All my prior accidents, illnesses, and operations have helped me become the person I am today and has not taken one jot of what remains good of me, away from me. I have a high pain threshold because of the constant and significantly high-level of pain my body has had to cope and readjust to since the age of 11 years. My high pain threshold has enabled my 77-year-old body to withstand six life-saving operations to remove cancer from my forehead, face, neck, and throat over the past 18 months, as well as receive 40 sessions of deep radiotherapy.

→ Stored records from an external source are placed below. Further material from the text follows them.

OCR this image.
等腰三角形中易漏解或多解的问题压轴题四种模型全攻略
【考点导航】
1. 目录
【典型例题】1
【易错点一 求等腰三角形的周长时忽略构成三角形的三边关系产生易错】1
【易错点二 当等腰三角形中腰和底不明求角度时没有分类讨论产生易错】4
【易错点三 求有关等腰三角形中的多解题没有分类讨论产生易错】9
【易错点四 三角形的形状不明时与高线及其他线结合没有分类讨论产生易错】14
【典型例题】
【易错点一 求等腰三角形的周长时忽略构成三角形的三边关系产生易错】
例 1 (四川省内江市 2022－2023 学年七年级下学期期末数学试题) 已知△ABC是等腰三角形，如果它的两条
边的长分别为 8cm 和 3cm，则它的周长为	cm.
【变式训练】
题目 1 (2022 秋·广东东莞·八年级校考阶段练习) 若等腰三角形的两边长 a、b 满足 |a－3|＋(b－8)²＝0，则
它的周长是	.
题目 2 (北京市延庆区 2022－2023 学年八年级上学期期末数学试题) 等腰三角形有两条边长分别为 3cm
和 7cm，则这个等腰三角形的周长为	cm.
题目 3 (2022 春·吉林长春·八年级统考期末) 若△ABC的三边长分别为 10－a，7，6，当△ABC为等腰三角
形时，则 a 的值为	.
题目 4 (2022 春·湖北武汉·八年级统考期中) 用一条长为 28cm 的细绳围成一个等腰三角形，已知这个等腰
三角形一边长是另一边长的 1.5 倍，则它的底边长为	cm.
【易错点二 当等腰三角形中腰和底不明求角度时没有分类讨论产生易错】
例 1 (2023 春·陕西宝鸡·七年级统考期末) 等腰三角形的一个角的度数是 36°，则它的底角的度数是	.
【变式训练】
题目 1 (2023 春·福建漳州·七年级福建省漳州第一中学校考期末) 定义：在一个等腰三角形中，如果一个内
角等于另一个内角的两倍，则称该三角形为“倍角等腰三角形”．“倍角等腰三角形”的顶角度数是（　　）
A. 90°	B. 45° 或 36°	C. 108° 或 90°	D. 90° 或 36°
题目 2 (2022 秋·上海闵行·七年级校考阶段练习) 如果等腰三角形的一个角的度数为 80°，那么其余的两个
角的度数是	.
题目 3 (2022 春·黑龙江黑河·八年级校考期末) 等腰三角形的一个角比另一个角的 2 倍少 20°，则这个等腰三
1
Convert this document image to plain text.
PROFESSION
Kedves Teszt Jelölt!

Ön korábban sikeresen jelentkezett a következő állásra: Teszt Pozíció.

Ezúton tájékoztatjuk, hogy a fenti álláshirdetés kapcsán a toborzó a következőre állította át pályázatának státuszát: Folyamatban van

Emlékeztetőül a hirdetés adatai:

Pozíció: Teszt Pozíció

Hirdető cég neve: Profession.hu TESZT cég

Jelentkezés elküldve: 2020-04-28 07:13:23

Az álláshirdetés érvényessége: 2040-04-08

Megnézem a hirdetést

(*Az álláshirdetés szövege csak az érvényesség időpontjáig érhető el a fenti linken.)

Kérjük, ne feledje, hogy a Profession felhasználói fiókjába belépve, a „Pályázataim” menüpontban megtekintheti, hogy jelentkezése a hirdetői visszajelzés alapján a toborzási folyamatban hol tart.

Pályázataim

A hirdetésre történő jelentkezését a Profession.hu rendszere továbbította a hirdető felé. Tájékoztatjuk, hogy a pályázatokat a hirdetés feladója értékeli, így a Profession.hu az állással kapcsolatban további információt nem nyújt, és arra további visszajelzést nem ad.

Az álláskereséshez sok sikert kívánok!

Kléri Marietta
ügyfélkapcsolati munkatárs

In 2010, I married the love of my life, Sheila, and despite having acquired three different body cancers since (including a terminal blood cancer), and a lymphoma, I have never been happier in my life. I have lived the best of lives. I feel greatly loved and I am blessed with a smashing wife, good friends, and a close family network. I would not exchange the life I enjoy today with the experiences of any other man or woman in the world. Life is a pleasure, and life is also filled with pain, but both are necessary experiences if you want to live it to the full as I have done and am still doing. To live implies a willingness to experience ‘pain and pleasure’, for it is only through one’s pain and pleasure that one truly experiences the dance of life. Believe me, life is one dance nobody should ‘sit out’.